被験者には、事前にトロッコ問題における状況2の思考実験を行ったもらったうえで、以上のような実験環境を使ってバーチャルに状況2を体験してもらった。バーチャルに状況2を体験した時のリアクションを、思考実験の回答と比較してグラフ化したのが、以下の画像である。
実験した結果、思考実験の段階では状況2において功利主義的判断(一人をつき落として5人を救う)を容認するヒトの割合、および実際に「5人を救う=一人をつき落とす」功利主義的行動をすると答えた割合が10%前後だったのに対し、バーチャルに状況2を体験するとトルソーを押す割合は60%弱、ジョイスティックでつき落とす操作をする割合に至っては60%を上回った。
実験結果からの帰結
以上の実験結果から、以下のような帰結が得られるのではないだろうか。
思考実験の段階では道徳律に関する首尾一貫性の欠如(状況1では功利主義を支持し、状況2では義務論を支持する)が認められたのに対し、よりリアルに近いバーチャルな実験環境では、どちらの状況でも功利主義的行動を選択することが認められた。言い換えれば、バーチャルな実験環境では、道徳律に関して首尾一貫性があったのだ。
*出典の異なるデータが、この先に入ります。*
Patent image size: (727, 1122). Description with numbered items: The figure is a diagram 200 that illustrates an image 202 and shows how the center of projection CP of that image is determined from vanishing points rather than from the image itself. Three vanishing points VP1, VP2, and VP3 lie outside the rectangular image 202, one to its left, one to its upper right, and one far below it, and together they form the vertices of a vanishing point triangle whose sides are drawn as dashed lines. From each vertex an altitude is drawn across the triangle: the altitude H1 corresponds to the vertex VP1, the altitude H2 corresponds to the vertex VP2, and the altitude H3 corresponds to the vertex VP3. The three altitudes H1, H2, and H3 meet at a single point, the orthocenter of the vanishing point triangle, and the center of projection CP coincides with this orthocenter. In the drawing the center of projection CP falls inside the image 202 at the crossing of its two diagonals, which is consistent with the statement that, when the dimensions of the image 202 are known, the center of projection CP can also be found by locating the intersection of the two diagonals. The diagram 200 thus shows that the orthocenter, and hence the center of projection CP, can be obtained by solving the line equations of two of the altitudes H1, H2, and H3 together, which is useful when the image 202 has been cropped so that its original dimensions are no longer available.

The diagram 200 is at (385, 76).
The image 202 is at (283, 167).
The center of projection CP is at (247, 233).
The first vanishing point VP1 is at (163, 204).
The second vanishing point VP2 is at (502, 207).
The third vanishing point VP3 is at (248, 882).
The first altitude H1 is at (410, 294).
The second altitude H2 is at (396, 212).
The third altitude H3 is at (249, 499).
まとめると、「トロッコ問題」に見られる道徳律にまつわるジレンマとは、実は思考実験が生み出した幻想なのではないか、と言うことができるかも知れない。
いずれにしろ、VRテクノロジーを活用すれば、今までは思考実験に基づいて論じていた事柄をよりリアルに近い状況に基づいて考察することが可能となるのだ。この「思考実験をバーチャル実験に置き換えて検証する」アプローチは、今後大きな成果が期待できるのではないだろうか。